Lawrence Morris Lambe (1863–1919) was a Canadian geologist and palaeontologist from the Geological Survey of Canada (GSC). His published work, describing the diverse and plentiful dinosaur discoveries from the fossil beds in Alberta, did much to bring dinosaurs into the public eye and helped usher in the Golden Age of Dinosaurs in the province. During this period, between the 1880s and World War I, dinosaur hunters from all over the world converged on Alberta. Lambeosaurus, a well-known hadrosaur, was named after him as a tribute, in 1923.
Lambe's work in western Canada began in 1897. He discovered a number of new dinosaur genera and species over the next few years, and spent much of his time preparing the fossil galleries of the GSC's museum. In 1902, he described Canada's first dinosaur finds, various species of Monoclonius. He described Centrosaurus in 1904. Euoplocephalus was named by him, in 1910. In 1913, he named Styracosaurus. He was responsible for naming Chasmosaurus and Gorgosaurus, in 1914 and Eoceratops in 1915. In 1917, he created the genus Edmontosaurus. In 1919 came Panoplosaurus. He also discovered and named the hadrosaurid Gryposaurus. 

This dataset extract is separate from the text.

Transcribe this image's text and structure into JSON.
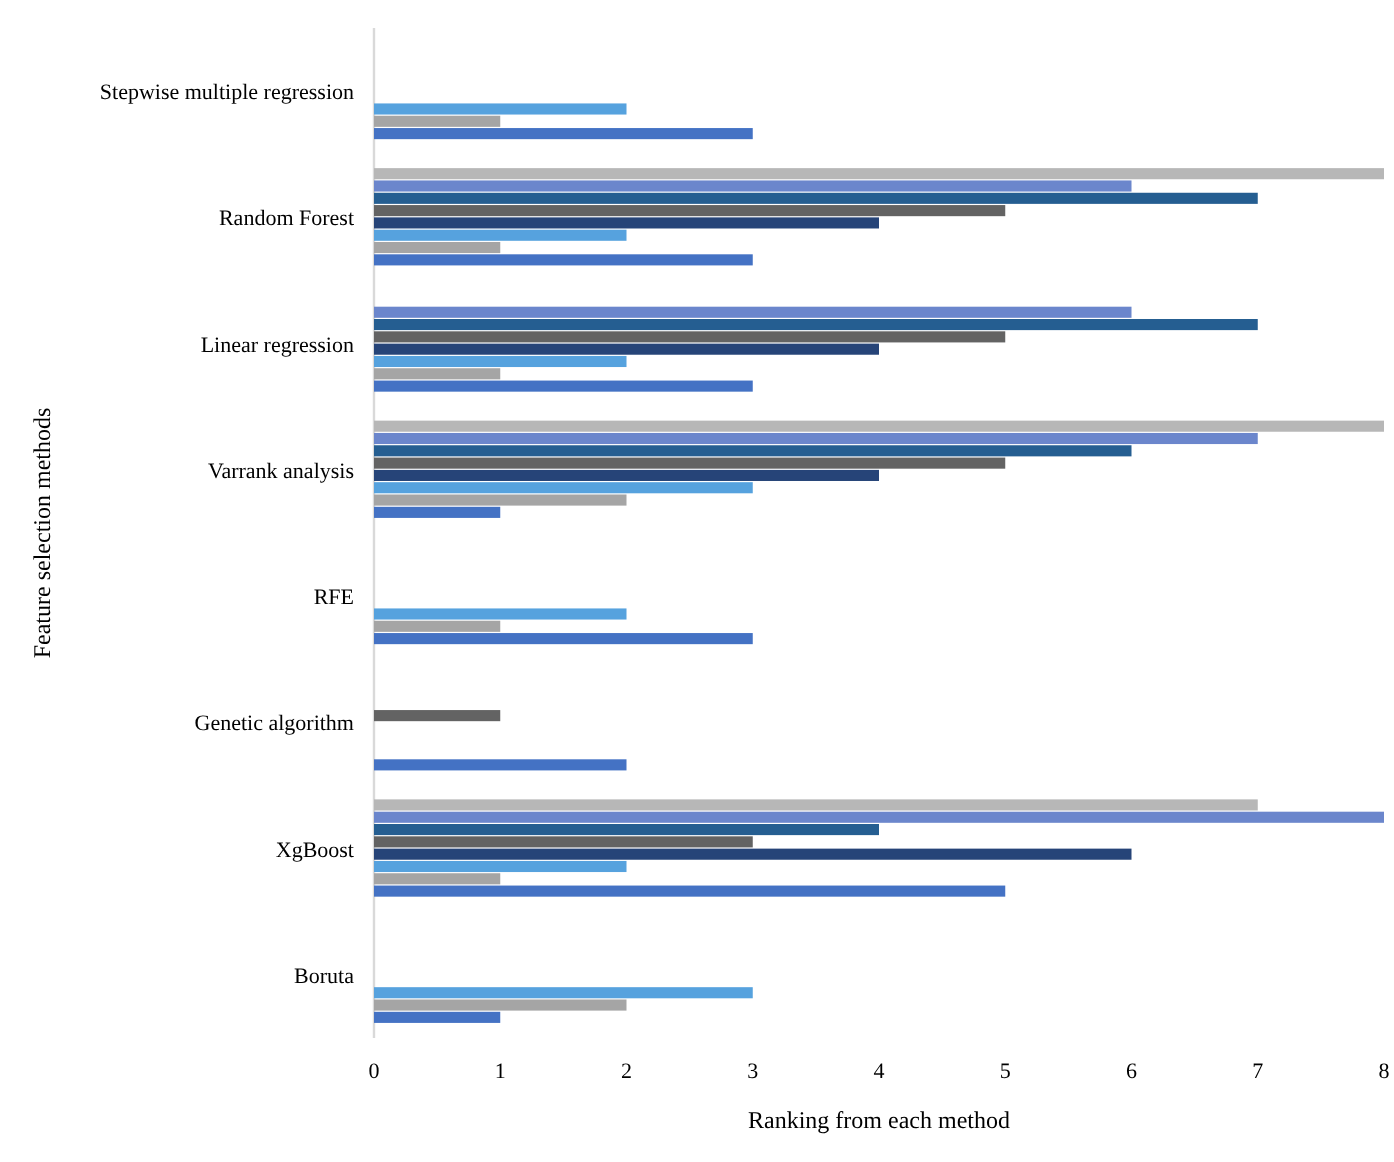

Inevitably, it was not only dinosaurs that Lambe discovered. The crocodilian Leidysuchus canadensis was described in 1907. This is the most commonly found crocodilian species found in the Late Cretaceous deposits of Alberta. He also studied Devonian fishes from New Brunswick and Paleozoic corals, collected Tertiary insects and plants in British Columbia but it is for his work on vertebrates from western Canada, especially dinosaurs, that he is most famous.
Lambe Island, Algoma District, Ontario, Canada was named in honour of Mr. Lawrence M. Lambe (RMC 1880-1883), Invertebrate Palaeontologist, Geological Survey. 46o 19' 49" North 83o 54' 25" West  In 1923, the new Hadrosaurian genus Lambeosaurus was also named after Lawrence Lambe.